С Антарктидой — только на Вы - [65]
Мне приходилось с ним встречаться. Такое счастье выпало. Это было в конце 50-х годов. Судьба Нагурского сложилась весьма драматично. По национальности он поляк. В бою над Рижским заливом штабс-капитан Ян Иосифович Нагурский был сбит немцами, ранен. Вылечившись, он вернулся в Польшу, где и работал инженером.
По инициативе Марка Ивановича Шевелева и Михаила Васильевича Водопьянова Ян Нагурский был приглашен в Советский Союз. Водопьянов устроил тогда встречу полярных летчиков у себя на даче.
Собрались люди, знающие цену Арктике, льдам, полетам над ними. Каждый не раз смотрел смерти в глаза. Казалось бы, есть о чем поговорить. Но мы слушали первого из тех, кто рискнул бросить Арктике вызов.
О службе в русской авиации он вспоминал... с нежностью, другого слова не найду. Рассказывал о том, как мечтал найти экспедицию Седова. Мне, говорил, трудно было летать, а механику как? В ледяной воде, под диким ветром, на морозе... Мотор капризничает, руки, лицо обморожены, а механик работает... Добрая душа чувствовалась в Нагурском.
Когда я сказал ему о том, что в его честь назвали аэродром, он замолчал. Потом обвел нас долгим взглядом... Иногда слова и не нужны, а тот взгляд я и сейчас помню. Навсегда запомнили его слова: «Прошлые экспедиции, стремившиеся пройти Северный полюс, все неудачны, ибо плохо учитывались силы и энергия человека с тысячеверстным расстоянием, каковое нужно преодолеть, полным преград и самых тяжелых условий.
Авиация как колоссально быстрый способ передвижения есть единственный способ для разрешения этой задачи». Они из рапорта на имя начальника Главного гидрологического управления, написанные в начале века и привел их нам Нагурский почти дословно, я проверял.
На «бревне»
Когда пришлось впервые побывать на Нагурской, даже меня, повидавшего уже на своем недолгом веку всю Арктику, полетавшего в Антарктиде, поразила зловещая красота этого края. Никогда больше ни один аэропорт не оставил в душе чувства, которое я испытывал, прилетая в Нагурскую. К середине 60-х годов там уже стоял бревенчатый дом, к нему лепились несколько сарайчиков со стороны моря. Взлетно-посадочная полоса начиналась на берегу и шла по узкой каменной гряде, очень напоминающей ствол дерева, за что и получила у летчиков прозвище «бревно».
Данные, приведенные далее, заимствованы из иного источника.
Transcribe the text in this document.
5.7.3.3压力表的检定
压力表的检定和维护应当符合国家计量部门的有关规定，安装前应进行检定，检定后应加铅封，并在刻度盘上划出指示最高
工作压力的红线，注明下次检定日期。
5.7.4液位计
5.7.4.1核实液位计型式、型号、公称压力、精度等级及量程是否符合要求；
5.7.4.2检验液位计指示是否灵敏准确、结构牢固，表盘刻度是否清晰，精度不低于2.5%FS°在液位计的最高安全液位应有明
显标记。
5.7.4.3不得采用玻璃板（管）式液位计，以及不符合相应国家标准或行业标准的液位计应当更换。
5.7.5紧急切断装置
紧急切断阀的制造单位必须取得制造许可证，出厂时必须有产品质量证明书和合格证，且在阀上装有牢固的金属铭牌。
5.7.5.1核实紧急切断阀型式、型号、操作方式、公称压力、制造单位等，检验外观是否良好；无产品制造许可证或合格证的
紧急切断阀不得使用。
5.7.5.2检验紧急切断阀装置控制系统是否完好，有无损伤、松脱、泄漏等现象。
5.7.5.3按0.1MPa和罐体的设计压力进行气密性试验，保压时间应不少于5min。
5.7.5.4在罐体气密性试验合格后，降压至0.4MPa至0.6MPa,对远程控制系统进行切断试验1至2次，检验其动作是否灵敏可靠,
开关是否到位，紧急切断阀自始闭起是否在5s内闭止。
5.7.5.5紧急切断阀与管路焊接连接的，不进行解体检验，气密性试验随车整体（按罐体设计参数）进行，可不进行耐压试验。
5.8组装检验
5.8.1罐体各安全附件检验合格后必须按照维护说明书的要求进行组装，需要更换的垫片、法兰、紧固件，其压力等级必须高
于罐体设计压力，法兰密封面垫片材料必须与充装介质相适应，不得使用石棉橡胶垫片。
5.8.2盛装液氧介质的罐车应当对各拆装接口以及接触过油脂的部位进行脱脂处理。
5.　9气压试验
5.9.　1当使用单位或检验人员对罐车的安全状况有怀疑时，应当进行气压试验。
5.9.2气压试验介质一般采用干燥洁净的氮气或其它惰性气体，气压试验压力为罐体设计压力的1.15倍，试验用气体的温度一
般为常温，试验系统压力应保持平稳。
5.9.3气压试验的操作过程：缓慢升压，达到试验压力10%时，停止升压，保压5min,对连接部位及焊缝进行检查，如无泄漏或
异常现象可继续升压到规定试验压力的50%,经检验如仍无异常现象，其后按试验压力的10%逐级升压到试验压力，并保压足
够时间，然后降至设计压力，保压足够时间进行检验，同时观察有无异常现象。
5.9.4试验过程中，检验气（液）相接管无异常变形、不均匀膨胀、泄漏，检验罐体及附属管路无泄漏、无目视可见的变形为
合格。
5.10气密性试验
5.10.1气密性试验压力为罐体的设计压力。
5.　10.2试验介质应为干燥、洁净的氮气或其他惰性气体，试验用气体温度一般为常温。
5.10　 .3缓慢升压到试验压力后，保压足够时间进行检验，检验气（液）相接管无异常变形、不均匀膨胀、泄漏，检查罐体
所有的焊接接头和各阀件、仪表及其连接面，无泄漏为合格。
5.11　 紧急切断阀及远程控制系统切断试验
Но и «бревно» это было не простое, а с изгибом — прямо посередине. Летом, когда почва чуть оттаивала, по обеим сторонам ВПП самолет подстерегал песок-зыбун, в который, если попадаешь, не выберешься. Зимой снег по обе стороны «бревна» укатывали, но полностью выровнять склоны не удавалось. Так что при посадке и на взлете переднее колесо шасси приходилось вести по этой кривой кромке «бревна» с ювелирной точностью, не то летом в зыбун съедешь, а зимой под уклон снесет. Как памятники таким ошибкам там уже лежали битые самолеты.
Коварство Нагурской крылось и в том, что взлетать и садиться на ней можно было только со стороны моря. Другой конец коротенькой ВПП почти упирался в высокие ледники, с пиков и вершин которых, не стихая, срывался сильный резкий ветер. В общем, в хорошую погоду, очень осторожно, при абсолютно безупречной работе экипажа летать в Нагурскую было можно. Но если погода чуть начинала хмуриться...
В тот день мы возвращались с Иваном Гавриловичем Барановым из двенадцатичасовой ледовой разведки. Уходили в нее при ясном солнышке, в тишине и покое, но к возвращению облачность придавила нас к воде, разыгралась настоящая, даже по арктическим меркам, пурга, видимость упала до крайних пределов. Топлива у нас еще оставалось на четыре часа, а уйти от Нагурской никуда не можем — до Мурманска из-за сильного встречного ветра даже при нашем запасе горючего не дотянем, запасные аэродромы Средний на Северной Земле, Челюскин на Таймыре и Новая Земля закрылись из-за плохих метеоусловий. Ко всем бедам навалилась ночь, и свет включенных фар лишь создавал белый экран, сотканный из мириадов несущихся навстречу снежинок.
— Ну что, Евгений, как оцениваешь обстановку? — голос Баранова был спокоен, но какое-то напряжение в нем я все же уловил.
— Как говорят у нас в Полярной авиации: «Дурнее не придумаешь».
— Здесь ты прав. Горючего «навалом», техника исправна, экипаж жив, здоров, работоспособен, а деваться некуда.
Он помолчал. Мы все устали, хотелось домой, в тепло и уют нашей небольшой «гостиницы», но... Я чувствовал, как нарастает напряжение в экипаже по мере того, как мы подходим к Нагурской. Помочь при посадке нам мог всего лишь один радиомаяк, но что это была за помощь? Так, одно название.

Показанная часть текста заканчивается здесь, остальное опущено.